Com Whitman, Poe e Ginsberg na lista de poetas que mais o influenciam – e ainda Rumi, o poeta persa do século XIII que Rafael Duarte tem andado a explorar –, o jovem escritor vimaranense tem como ocupação principal a gestão de comunicação, já que a poesia ainda não é suficiente para permitir a sua subsistência. Mas a ambição é essa.

 

Com as paisagens de Guimarães a inspirar a sua escrita, Rafael Duarte é um jovem escritor que se lançou à conquista do mundo da poesia. Na memória guarda os primeiros poemas que, com apenas 13 anos, foi rabiscando. Mas foi relativamente há pouco tempo que este universo criativo se tornou a maior ambição do rapaz que se esconde atrás do nome Charles Haze. “Nada se concretizou até aos meus 22 anos, quando lancei o meu primeiro livro. Eu estava em Lisboa, tinha deixado o teatro e sentia falta de algo na minha vida. Voltei então a escrever”, explica. Caracterizando a sua escrita como “orgânica e inata”, o jovem vimaranense assume que o seu primeiro livro Locus Horrendus foi a sua descoberta como escritor. “Tentei rimar, tentar não rimar, tentei construir formas. É um livro mais ‘escuro’, mais jovial e mais ‘cru’. Ninguém esperava que eu lançasse um livro e ninguém percebeu como, de repente, eu tinha criado uma obra. Nunca contei a ninguém que escrevia. Era demasiado eu e a minha escrita. No entanto, tive um ótimo feedback”, conta. Inspirando-se nas pessoas, nos momentos ou até em imagens ou palavras, Rafael destaca ainda os seus sonhos como material com grande potencial criativo. “Ultimamente tenho estado atento aos meus sonhos, dão ótimas ideias”, diz.
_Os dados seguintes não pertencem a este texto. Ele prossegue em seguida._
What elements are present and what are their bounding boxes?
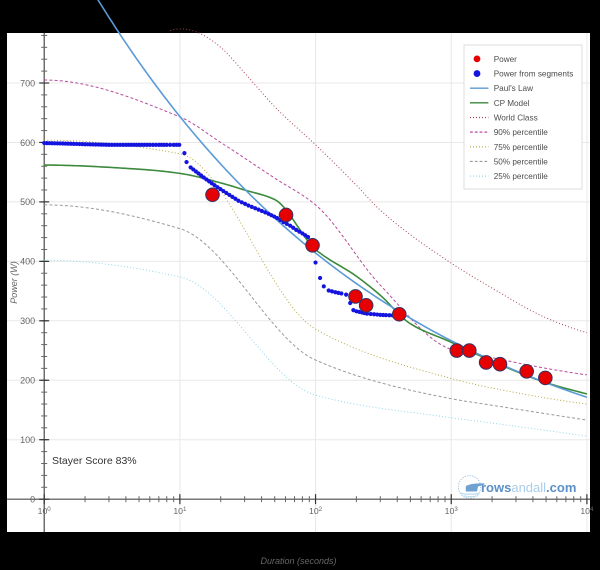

Com outro livro lançado há poucas semanas, intitulado Memento Mori, o jovem poeta parece preferir atribuir expressões latinas aos seus títulos, mas refere com toda a simplicidade que são as próprias expressões que vêm ter com ele: “Pode soar estranho, mas é como se os nomes me escolhessem a mim. Memento Mori apareceu-me numa série chamada Penny Dreadful. Assim que ouvi esse nome soube que tinha ali a continuação do meu primeiro livro”, refere. “Este livro, Memento Mori, foi uma espécie de cura para mim. Quando tive a ideia de o escrever, a minha vida estava bastante confusa. Comecei a procurar resposta. O livro foi quase todo escrito na floresta. Queria perceber quem eu era como pessoa, como artista e como queria o meu futuro. Descobri que tinha que criar um universo só meu. Além disso, sabia que tinha de passar uma mensagem, daí o livro ter uma exposição, um áudio-livro e curtas-metragens associadas”, acrescenta Rafael.

Agradecendo toda a ajuda e colaboração dos artistas que o têm ajudado a cumprir o sonho, Charles Haze menciona ainda a ambição de escrever um romance. Mas há ainda muitos outros sonhos por cumprir antes disso. Até onde o levará o seu sonho?